AristotlePreliminary remarks
The riotous fiascos in Seattle, in London and Berlin on May Day and, more recently, in Nice at the summit of the European Union have at least one thing in common: some measure of popular disaffection with the workings of intergovernmental constitutions. It therefore seems appropriate and timely to raise certain issues of World Trade Organisation (WTO) institutional reform again. After all, such debates, both in governmental and academic circles, have all along accompanied the birth and lifetime of the General Agreement on Tariffs and Trade (GATT) and, of course, featured prominently immediately prior to, during and after the Uruguay Round of Multilateral Trade Negotiations (UR).

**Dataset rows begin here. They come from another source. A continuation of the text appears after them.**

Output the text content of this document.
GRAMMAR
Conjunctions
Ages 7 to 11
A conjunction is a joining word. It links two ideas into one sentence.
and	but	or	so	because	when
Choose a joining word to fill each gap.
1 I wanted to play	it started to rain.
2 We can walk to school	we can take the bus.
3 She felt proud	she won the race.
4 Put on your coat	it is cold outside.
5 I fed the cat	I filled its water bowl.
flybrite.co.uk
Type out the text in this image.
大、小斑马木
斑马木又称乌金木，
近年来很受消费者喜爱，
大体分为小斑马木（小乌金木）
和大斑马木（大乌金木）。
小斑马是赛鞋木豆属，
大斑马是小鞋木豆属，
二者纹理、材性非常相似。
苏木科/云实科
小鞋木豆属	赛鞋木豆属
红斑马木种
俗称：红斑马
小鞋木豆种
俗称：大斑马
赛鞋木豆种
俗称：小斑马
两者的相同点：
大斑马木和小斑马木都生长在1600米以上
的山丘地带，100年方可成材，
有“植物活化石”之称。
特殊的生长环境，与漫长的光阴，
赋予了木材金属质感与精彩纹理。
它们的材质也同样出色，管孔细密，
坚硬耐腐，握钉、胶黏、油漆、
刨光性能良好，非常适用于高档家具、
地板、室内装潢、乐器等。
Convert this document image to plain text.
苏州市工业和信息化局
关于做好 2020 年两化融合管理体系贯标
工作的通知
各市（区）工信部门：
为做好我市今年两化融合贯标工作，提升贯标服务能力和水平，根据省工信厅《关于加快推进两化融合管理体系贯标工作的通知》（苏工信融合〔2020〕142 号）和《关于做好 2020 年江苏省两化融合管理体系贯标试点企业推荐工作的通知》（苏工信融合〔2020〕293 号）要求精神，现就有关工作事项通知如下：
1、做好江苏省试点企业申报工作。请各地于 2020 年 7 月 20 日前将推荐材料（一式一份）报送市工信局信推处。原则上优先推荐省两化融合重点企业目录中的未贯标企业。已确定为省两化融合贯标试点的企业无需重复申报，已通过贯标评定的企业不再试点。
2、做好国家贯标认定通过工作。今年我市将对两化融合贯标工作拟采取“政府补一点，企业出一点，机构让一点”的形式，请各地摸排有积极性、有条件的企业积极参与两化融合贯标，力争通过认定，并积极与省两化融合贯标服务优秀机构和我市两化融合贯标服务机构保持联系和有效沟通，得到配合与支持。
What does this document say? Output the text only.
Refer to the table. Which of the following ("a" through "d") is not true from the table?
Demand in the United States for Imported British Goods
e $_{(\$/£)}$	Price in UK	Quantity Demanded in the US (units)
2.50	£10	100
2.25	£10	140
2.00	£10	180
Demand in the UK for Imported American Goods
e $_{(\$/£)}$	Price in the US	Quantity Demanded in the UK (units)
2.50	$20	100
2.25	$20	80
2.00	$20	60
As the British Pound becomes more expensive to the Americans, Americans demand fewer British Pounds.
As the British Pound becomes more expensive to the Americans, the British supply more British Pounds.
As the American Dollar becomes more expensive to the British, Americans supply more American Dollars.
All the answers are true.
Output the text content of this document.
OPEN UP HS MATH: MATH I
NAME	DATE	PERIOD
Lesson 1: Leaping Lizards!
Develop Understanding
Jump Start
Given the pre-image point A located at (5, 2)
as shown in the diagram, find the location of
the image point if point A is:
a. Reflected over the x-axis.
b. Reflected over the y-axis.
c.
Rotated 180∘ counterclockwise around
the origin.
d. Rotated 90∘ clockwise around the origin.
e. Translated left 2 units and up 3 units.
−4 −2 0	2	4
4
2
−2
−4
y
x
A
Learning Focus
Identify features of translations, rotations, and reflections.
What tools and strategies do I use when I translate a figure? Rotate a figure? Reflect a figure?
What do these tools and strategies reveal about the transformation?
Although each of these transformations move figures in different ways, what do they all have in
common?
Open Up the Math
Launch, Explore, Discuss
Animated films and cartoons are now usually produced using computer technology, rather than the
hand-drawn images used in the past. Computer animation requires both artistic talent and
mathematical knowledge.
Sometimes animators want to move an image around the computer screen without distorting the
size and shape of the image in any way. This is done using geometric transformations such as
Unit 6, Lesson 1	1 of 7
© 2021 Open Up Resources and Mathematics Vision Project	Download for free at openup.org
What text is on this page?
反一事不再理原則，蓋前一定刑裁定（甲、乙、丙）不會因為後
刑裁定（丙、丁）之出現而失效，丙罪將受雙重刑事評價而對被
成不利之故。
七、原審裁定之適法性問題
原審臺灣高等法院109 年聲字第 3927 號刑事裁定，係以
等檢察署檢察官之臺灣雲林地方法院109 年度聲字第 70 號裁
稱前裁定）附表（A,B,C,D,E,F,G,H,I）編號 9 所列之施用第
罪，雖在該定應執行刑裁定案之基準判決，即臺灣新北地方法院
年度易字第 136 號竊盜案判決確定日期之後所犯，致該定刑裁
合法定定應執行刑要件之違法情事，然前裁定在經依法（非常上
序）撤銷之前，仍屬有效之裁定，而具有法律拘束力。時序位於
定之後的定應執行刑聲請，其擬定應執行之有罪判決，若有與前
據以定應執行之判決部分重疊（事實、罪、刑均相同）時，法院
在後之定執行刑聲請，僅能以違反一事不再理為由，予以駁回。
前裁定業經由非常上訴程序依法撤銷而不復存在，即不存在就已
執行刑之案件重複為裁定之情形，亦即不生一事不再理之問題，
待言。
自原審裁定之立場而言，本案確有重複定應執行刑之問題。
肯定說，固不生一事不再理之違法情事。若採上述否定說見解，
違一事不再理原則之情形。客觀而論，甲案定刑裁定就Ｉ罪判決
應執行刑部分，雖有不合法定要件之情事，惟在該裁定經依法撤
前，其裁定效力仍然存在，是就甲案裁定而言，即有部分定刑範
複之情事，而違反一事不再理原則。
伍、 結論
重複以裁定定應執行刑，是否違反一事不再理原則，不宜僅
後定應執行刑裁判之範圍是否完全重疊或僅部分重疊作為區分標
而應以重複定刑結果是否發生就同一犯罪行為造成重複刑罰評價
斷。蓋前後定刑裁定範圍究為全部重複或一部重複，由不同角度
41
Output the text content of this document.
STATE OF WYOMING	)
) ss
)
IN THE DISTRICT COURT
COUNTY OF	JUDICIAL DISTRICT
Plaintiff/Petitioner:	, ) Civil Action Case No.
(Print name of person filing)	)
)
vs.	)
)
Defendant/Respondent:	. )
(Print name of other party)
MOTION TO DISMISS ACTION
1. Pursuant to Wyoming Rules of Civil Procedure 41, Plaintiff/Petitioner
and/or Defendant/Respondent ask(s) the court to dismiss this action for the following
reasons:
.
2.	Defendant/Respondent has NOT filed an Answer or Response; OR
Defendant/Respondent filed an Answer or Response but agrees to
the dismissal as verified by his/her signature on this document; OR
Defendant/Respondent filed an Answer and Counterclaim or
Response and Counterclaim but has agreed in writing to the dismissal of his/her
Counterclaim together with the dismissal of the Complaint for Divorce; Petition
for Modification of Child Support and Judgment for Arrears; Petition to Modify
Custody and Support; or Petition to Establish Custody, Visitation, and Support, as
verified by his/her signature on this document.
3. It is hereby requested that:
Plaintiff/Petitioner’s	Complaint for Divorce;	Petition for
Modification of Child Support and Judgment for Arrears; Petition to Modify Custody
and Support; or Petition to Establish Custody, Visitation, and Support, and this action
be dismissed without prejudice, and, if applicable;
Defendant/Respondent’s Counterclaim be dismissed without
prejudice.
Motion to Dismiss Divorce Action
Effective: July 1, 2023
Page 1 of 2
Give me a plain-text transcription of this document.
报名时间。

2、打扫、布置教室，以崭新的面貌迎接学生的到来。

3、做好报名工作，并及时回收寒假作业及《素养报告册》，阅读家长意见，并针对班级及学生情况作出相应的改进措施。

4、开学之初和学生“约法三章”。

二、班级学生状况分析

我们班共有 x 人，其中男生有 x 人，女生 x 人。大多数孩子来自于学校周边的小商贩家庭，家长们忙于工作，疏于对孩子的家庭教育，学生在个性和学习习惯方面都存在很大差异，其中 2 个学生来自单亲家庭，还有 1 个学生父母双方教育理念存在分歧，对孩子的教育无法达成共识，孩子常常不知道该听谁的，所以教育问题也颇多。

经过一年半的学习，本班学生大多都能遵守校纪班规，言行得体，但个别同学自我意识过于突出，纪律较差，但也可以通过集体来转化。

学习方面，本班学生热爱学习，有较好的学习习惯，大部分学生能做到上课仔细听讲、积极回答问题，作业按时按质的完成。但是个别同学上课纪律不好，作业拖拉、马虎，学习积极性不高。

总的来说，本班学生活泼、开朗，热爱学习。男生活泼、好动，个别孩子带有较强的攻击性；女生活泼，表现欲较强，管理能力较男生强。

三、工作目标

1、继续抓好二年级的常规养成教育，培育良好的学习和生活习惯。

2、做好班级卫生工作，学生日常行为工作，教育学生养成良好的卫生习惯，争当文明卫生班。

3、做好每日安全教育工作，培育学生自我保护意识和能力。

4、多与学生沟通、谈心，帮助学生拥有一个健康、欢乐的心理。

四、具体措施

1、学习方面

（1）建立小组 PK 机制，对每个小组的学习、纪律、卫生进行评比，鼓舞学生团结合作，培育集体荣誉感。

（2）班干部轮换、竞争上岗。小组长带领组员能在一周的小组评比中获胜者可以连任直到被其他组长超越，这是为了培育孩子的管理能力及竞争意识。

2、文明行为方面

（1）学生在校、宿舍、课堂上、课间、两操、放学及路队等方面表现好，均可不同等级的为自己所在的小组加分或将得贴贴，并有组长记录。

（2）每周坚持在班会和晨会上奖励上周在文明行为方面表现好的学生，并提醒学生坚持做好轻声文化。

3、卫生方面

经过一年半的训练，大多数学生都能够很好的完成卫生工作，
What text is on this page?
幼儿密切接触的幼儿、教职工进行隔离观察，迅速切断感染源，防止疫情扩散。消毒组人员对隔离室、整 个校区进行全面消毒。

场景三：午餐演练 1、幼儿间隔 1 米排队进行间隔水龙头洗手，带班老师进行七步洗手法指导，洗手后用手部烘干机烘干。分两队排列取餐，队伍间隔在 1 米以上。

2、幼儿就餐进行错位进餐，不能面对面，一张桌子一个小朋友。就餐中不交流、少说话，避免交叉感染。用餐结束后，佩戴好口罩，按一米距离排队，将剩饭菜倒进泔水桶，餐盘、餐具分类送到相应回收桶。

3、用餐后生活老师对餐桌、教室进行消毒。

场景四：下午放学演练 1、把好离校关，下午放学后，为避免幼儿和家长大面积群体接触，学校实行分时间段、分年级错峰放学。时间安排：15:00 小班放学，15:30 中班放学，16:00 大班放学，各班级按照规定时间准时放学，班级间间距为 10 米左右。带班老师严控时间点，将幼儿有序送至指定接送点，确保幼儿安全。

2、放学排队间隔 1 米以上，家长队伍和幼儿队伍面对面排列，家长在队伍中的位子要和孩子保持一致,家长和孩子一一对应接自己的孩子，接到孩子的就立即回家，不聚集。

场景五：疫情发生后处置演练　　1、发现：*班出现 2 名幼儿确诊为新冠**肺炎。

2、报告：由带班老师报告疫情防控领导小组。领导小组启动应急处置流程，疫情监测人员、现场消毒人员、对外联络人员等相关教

Furthermore, “constitutionalism,” underpinning a third liberal revival, “turning to Market Democracy,” has become part of building a new post-Cold War world which had produced both an age of uncertainty about basic goals and a shift in “world views” or simply “the mood of the time.” It also prompted some socio-economic engineering aimed at changing the socio-economic and socio-ecological context of a more complex and interdependent international economic order, a kind which had previously led to a resounding defeat for the draft Havana Charter and led to the claims made by some Developing Countries (DCs) at the time that “the apparent equality of the procedure can involve the most tremendous and unjust inequalities.”